What Should I Write?
Our passion to write comes from the heart.
We are passionate about subjects we choose to write about and the appreciation and attention received from our audience. However, our passion can unexpectedly become the beginning of our demise. We almost demand attention from our readers because our goal is to create an unforgettable impact on our audience. We want to be appreciated for the countless hours we pour into each book hoping that will translate into more adoration, likes, and even fan mail. Written feedback or hearing someone tell us they loved our books is the only proof we have our work was ever read. Let’s face it; we are nothing without our readers. It can be challenging to find the inspiration day after day, week after week – writer’s block pays us a visit.
After a lengthy dry spell of little motivation or reader feedback, quitting may even enter your thoughts. Staying focused on the benefits of what constant writing offers will help you deal with those frequent dry spells. The most overlooked reward of constant writing is creating a new world inside your head the outside world can experience. The amount of readers should never define you as a writer, especially when going through a dry-spell. Sometimes stepping away from your lap top for a good period of time can return you to that place of inspirational bliss. Are you writing for yourself because you love to write or are you just feeding your overweening ego, in the hopes of thrusting yourself into the famous-author-spotlight? You should not abandon your style and voice. That is why you became a writer in the first place, and it is what makes you unique and separates your individuality from other writers. That is what will ultimately get you published.
Never force words or ideas.
I’m sure you have done this at least once. It will always show in your work. Accept you have writer’s block and try not to get frustrated. The ideas will eventually flow naturally just as they did prior to writer’s block setting in. Keep it real – if there is a part in your story you can’t get past because it is boring, don’t force it. You will only end up deleting it anyway, so why waste your energy and time? Go pour yourself a glass of wine, relax, or take a walk – a time-out is in order. Try tuning out ALL noise; lie down on your sofa, close your eyes and imagine yourself visiting your favorite place. You will be surprised by what a silent and dimly lit space can do for your creativity.

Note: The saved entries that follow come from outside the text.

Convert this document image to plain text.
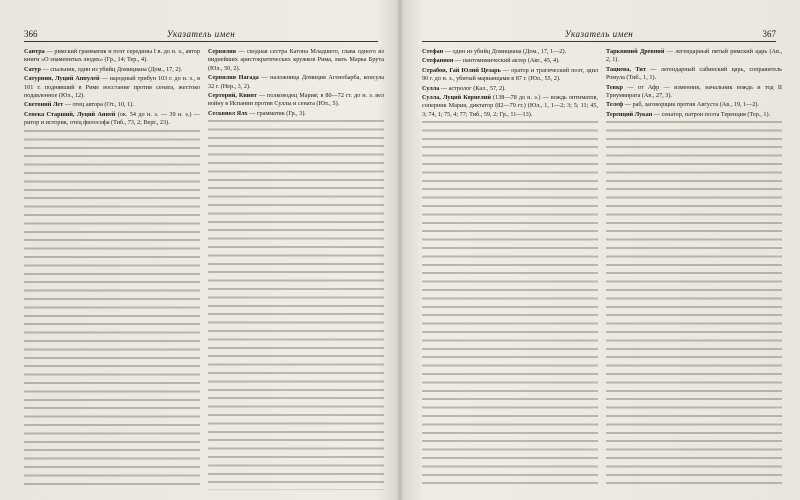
366	Указатель имен

Сантра — римский грамматик и поэт середины I в. до н. э., автор книги «О знаменитых людях» (Гр., 14; Тер., 4).

Сатур — спальник, один из убийц Домициана (Дом., 17, 2).

Сатурнин, Луций Аппулей — народный трибун 103 г. до н. э., в 101 г. поднявший в Риме восстание против сената, жестоко подавленное (Юл., 12).

Светоний Лет — отец автора (От., 10, 1).

Сенека Старший, Луций Анней (ок. 54 до н. э. — 39 н. э.) — ритор и историк, отец философа (Тиб., 73, 2; Верг., 23).

Сервилия — сводная сестра Катона Младшего, глава одного из виднейших аристократических кружков Рима, мать Марка Брута (Юл., 50, 2).

Сервилия Нагада — наложница Домиция Агенобарба, консула 32 г. (Нер., 3, 2).

Серторий, Квинт — полководец Мария; в 80—72 гг. до н. э. вел войну в Испании против Суллы и сената (Юл., 5).

Сесквиол Ялх — грамматик (Гр., 3).

Указатель имен	367

Стефан — один из убийц Домициана (Дом., 17, 1—2).

Стефанион — пантомимический актер (Авг., 45, 4).

Страбон, Гай Юлий Цезарь — оратор и трагический поэт, эдил 90 г. до н. э., убитый марианцами в 87 г. (Юл., 55, 2).

Сулла — астролог (Кал., 57, 2).

Сулла, Луций Корнелий (138—78 до н. э.) — вождь оптиматов, соперник Мария, диктатор (82—79 гг.) (Юл., 1, 1—2; 3; 5; 11; 45, 3; 74, 1; 75, 4; 77; Тиб., 59, 2; Гр., 11—13).

Тарквиний Древний — легендарный пятый римский царь (Ав., 2, 1).

Тациева, Тит — легендарный сабинский царь, соправитель Ромула (Тиб., 1, 1).

Тевкр — от Афр — изменник, начальник вождь и тод II Триумвирата (Ав., 27, 3).

Телеф — раб, заговорщик против Августа (Ав., 19, 1—2).

Теренций Лукан — сенатор, патрон поэта Теренция (Тер., 1).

Many writers find a body of water as a great source for inspiration. Sitting by a stream or an ocean, listening to the sound of rain drops, a river flowing or even the bubble-sounds of a fish tank can be a soother and release you from daily concerns that have nothing to do with writing. When it rains it pours…you just never know when the floodgates will open and new ideas will emerge. Always have a scrap of paper ready to jot down any new ideas which might occur while sitting in the waiting room of a doctor’s office or on a train ride home from work. Even if you don’t love what’s on paper, continue writing regardless. It’s not always easy to do but try letting go of your worries. If your story happens to correlate with what is going on in your life, then integrate that, whether good or bad, into your characters. Also, review what you have written and ask yourself, “Is this leading up to anything?” or “What do I want to see happen?” If you feel like it’s going absolutely nowhere, then maybe it’s time to scrap it; not force it.
Don’t compare yourself to famous writers.
Okay, so you don’t feel up to speed with J.K Rowling or Stephen King. That doesn’t mean your personal writing technique and style are inadequate. Use your favorite writers for inspiration and not as standards for your own success or failure. Give yourself permission to take the pressure off of yourself and you will write much more freely.
To complete a novel and to get published, it is essential to have realistic expectations about how long it will take. Think years, not months. It took author Audrey Niffenegger over four years to write The Time Traveler’s Wife. It also took Author Alistair MacLeod 13 years to complete No Great Mischief.
Do what you can to improve your craft, but don’t use your performance to measure your personal self-esteem and your ability to write; you as a person are worth more than any viral book, article or blog. It is a unique part of you that will reach others who can relate and appreciate your talent, and what you have to say. Whatever feelings, ideas and drive propelled you to write the first time, it is bound to happen again. Remember your first draft is never your final one. Stay focused; have fun and write away!